Before the "rolling rally" parade for our beloved Red Sox, let us pause for a moment to lament the crass highjacking of the World Series by the relentless forces of cheap commercialism and down-our-throats branding by Major League Baseball.
Having teams wear uniforms is a part of the game. Having singers wear them is absurd. Yet there was Sunday night's performer of the national anthem, a country singer (who the Rockies P.A. announcer assured was very famous but with whom I was not familiar) wearing a World Series jacket as she honored America. Ditto for the foursome that warbled "God Bless America" the night before. (Whether he refused to don one of MLB's silly jackets or wasn't asked, James Taylor handled the Anthem duties before Game 2 at Fenway in a dignified blue blazer.) To all the Really Smart People at Major League Baseball: We know this is the World Series. That's why we're watching. We don't need every person who appears on-screen to be wearing a placard telling us that.

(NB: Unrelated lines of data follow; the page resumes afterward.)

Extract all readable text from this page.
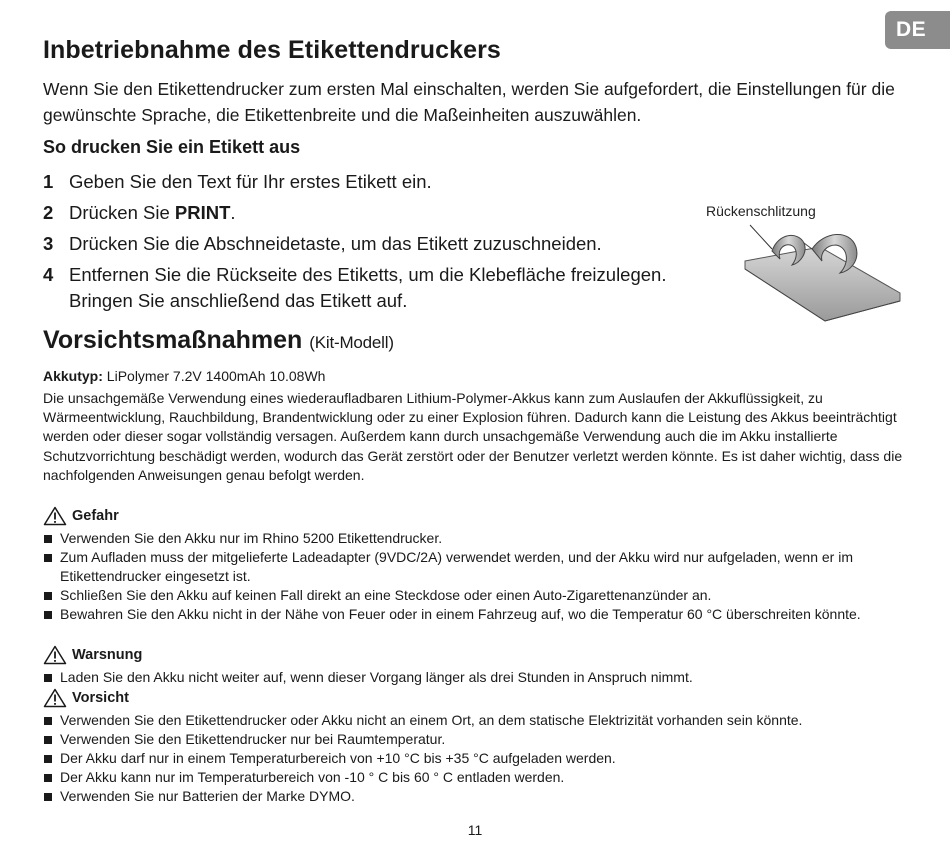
DE
Inbetriebnahme des Etikettendruckers

Wenn Sie den Etikettendrucker zum ersten Mal einschalten, werden Sie aufgefordert, die Einstellungen für die gewünschte Sprache, die Etikettenbreite und die Maßeinheiten auszuwählen.

So drucken Sie ein Etikett aus
1 Geben Sie den Text für Ihr erstes Etikett ein.
2 Drücken Sie PRINT.
3 Drücken Sie die Abschneidetaste, um das Etikett zuzuschneiden.
4 Entfernen Sie die Rückseite des Etiketts, um die Klebefläche freizulegen. Bringen Sie anschließend das Etikett auf.
Rückenschlitzung
Vorsichtsmaßnahmen (Kit-Modell)
Akkutyp: LiPolymer 7.2V 1400mAh 10.08Wh

Die unsachgemäße Verwendung eines wiederaufladbaren Lithium-Polymer-Akkus kann zum Auslaufen der Akkuflüssigkeit, zu Wärmeentwicklung, Rauchbildung, Brandentwicklung oder zu einer Explosion führen. Dadurch kann die Leistung des Akkus beeinträchtigt werden oder dieser sogar vollständig versagen. Außerdem kann durch unsachgemäße Verwendung auch die im Akku installierte Schutzvorrichtung beschädigt werden, wodurch das Gerät zerstört oder der Benutzer verletzt werden könnte. Es ist daher wichtig, dass die nachfolgenden Anweisungen genau befolgt werden.

Gefahr
Verwenden Sie den Akku nur im Rhino 5200 Etikettendrucker.
Zum Aufladen muss der mitgelieferte Ladeadapter (9VDC/2A) verwendet werden, und der Akku wird nur aufgeladen, wenn er im Etikettendrucker eingesetzt ist.
Schließen Sie den Akku auf keinen Fall direkt an eine Steckdose oder einen Auto-Zigarettenanzünder an.
Bewahren Sie den Akku nicht in der Nähe von Feuer oder in einem Fahrzeug auf, wo die Temperatur 60 °C überschreiten könnte.
Warsnung
Laden Sie den Akku nicht weiter auf, wenn dieser Vorgang länger als drei Stunden in Anspruch nimmt.
Vorsicht
Verwenden Sie den Etikettendrucker oder Akku nicht an einem Ort, an dem statische Elektrizität vorhanden sein könnte.
Verwenden Sie den Etikettendrucker nur bei Raumtemperatur.
Der Akku darf nur in einem Temperaturbereich von +10 °C bis +35 °C aufgeladen werden.
Der Akku kann nur im Temperaturbereich von -10 ° C bis 60 ° C entladen werden.
Verwenden Sie nur Batterien der Marke DYMO.
11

Speaking of of advertising placards, we also all know that Chevrolet is a big MLB sponsor and that they put up big money to have their name attached to the World Series Most Valuable Player award. The TV announcers could have even told us when the winner was announced last night that the MVP award is "sponsored by Chevrolet, maker of the hottest new car for 2008, the [fill in name of newest innanely named model and cut to camera shot showing the same]." Why in the world do they have to give the MVP recipient not one, but two, brand new Chevies for his outstanding play? None of this is to disparage MVP Mike Lowell, who is completely deserving of the honors -- and seems like a great guy to boot. But I'll bet dollars to donuts that he and the missus already own a car or two. And if they need a new one, they can probably spring for it on their own. Lowell makes $9 million a year. Why not announce that Chevrolet is donating a van or two, in his name, to some worthy youth clubs in Boston?
There is something more than a little off-putting about the unyielding commercialization of the American pasttime, and the showering of millionaire ballplayers with cars they don't need. But I guess we're supposed to feel like we're all in on the action now: Tomorrow we get our taco.